"Wham Bam Thank You Ma'am"

Mike Salovesh t20mxs1 at CORN.CSO.NIU.EDU
Wed Oct 23 06:25:38 UTC 2002


Fred Shapiro wrote:
>
> Here is a question for Jesse and Barry and anyone else on the list:  Does
> anyone have any solid or at least semi-solid information on the antiquity
> of the phrase "wham bam thank you ma'am"?
>
> Fred Shapiro

I'm pretty sure I heard it as part of a joke ca. 1950. I'm dead certain
I heard it repeatedly while I was in the army, 1951-1953.

The joke starts by describing a happy jackrabbit bouncing through the
forest, screwing every bunny he found in record time and saying "wham
bam thank you ma'am" as he bounced off to find a new conquest. The
denoument went something like this: Then the jackrabbit came to a garden
with an iron statue of a bunny. He tried to do his thing, but staggered
away saying "wham bam GODDAMN, ma'am!"

All right, it wasn't very funny -- but it usually got a laugh anyhow.
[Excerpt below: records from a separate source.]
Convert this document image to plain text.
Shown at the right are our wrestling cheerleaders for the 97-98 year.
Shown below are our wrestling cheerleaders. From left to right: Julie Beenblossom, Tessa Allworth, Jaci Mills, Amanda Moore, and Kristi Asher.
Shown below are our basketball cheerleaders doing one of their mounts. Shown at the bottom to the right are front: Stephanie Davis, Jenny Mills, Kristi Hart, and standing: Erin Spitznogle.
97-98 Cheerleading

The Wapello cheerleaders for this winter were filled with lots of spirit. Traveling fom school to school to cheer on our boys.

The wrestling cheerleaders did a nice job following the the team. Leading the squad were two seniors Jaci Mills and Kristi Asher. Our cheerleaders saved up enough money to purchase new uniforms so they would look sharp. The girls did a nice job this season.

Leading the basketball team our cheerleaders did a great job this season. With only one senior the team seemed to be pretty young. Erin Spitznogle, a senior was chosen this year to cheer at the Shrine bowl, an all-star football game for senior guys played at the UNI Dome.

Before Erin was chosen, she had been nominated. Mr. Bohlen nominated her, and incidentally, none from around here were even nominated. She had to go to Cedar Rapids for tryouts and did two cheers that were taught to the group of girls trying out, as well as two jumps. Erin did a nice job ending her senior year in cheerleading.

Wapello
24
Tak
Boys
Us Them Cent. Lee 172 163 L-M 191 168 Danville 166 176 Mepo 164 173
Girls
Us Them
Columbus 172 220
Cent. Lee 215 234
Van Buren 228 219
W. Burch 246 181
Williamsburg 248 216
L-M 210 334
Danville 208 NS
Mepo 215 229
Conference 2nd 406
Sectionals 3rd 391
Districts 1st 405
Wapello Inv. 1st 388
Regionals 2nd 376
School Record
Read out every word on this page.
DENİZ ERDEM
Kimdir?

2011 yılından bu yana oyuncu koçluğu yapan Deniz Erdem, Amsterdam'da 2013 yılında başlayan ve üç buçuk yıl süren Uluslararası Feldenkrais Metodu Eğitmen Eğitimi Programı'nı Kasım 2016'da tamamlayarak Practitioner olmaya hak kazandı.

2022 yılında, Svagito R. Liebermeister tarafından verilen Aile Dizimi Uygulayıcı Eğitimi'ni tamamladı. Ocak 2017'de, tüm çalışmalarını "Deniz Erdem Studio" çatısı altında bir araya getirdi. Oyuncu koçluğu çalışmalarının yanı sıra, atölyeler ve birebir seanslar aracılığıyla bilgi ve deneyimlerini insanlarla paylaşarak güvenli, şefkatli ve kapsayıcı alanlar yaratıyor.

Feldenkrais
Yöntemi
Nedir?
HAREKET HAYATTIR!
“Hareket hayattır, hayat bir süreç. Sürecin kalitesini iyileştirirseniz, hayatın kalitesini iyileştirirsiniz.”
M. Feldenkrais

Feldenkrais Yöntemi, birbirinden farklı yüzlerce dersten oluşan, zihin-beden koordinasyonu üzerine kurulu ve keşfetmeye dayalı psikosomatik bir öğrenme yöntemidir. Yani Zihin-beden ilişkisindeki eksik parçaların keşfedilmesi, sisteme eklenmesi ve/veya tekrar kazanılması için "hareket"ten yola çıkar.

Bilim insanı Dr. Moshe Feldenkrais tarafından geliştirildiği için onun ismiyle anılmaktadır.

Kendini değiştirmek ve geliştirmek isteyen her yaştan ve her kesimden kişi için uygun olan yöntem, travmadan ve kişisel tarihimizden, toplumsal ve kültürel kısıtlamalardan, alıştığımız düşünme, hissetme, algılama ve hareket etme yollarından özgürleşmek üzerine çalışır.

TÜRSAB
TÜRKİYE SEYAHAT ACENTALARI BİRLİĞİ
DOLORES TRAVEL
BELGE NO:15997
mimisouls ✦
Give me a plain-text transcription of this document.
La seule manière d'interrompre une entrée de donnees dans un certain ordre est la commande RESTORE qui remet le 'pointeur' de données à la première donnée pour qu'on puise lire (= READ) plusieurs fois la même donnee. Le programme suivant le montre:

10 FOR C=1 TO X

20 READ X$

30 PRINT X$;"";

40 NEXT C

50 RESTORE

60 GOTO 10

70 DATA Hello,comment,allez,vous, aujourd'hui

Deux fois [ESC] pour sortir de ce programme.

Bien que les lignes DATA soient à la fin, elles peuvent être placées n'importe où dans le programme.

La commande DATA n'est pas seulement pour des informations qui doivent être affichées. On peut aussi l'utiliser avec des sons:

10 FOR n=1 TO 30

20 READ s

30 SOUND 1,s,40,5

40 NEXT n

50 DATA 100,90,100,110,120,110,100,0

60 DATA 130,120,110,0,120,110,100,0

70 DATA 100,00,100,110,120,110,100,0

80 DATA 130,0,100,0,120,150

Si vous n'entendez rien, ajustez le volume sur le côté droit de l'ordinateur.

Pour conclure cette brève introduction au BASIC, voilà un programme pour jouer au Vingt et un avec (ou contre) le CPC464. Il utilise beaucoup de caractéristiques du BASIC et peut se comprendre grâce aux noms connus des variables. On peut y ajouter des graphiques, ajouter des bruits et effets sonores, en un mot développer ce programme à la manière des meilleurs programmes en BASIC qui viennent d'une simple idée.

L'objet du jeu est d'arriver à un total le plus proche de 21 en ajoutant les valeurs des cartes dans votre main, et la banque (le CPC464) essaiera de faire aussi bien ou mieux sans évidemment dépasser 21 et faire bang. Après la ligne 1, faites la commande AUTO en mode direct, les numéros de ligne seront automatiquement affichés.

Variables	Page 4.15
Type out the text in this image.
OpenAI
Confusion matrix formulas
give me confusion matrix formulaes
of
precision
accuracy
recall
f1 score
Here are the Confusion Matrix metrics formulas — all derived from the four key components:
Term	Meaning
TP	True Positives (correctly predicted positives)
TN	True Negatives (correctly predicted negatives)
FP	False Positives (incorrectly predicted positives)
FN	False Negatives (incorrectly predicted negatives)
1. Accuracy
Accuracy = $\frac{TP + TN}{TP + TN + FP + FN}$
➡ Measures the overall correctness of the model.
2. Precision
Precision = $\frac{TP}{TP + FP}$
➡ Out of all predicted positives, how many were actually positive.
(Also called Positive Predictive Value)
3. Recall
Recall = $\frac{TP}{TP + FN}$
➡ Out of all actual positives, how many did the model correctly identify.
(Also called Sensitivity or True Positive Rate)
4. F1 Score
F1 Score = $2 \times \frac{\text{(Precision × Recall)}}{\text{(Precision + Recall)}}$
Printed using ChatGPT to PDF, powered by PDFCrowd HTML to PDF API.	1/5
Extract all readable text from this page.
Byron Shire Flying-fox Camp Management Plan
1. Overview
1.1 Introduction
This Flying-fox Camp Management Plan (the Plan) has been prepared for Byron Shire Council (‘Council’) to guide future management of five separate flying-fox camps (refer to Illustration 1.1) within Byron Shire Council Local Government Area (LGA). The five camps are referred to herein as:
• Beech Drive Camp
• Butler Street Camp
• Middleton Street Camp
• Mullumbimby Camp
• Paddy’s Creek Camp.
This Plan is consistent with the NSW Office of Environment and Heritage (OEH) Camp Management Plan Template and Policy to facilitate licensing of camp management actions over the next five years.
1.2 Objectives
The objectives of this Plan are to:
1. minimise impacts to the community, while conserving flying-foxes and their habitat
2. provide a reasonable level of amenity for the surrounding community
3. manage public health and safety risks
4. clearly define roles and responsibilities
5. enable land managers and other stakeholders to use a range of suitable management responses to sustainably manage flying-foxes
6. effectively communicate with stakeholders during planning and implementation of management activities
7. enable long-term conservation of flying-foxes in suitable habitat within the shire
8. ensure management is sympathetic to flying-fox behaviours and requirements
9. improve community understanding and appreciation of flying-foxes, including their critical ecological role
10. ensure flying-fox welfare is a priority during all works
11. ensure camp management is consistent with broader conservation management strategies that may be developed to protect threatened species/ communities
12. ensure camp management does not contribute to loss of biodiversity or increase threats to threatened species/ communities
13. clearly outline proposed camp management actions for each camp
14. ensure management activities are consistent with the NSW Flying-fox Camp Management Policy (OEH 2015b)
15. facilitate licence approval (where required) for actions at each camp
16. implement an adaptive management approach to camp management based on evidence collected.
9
I don't recall hearing the phrase applied to the effect of driving over
potholes, or its derivative application to potholes themselves, until
the 1980s.

There was a parallel story about a bear running through the forest
saying "I'm a ready teddy" until he hit on a bear statue -- after which
he said "I'm a ruined bruin".

--  mike salovesh     <m-salovesh-9 at alumni.uchicago.edu>     PEACE !!!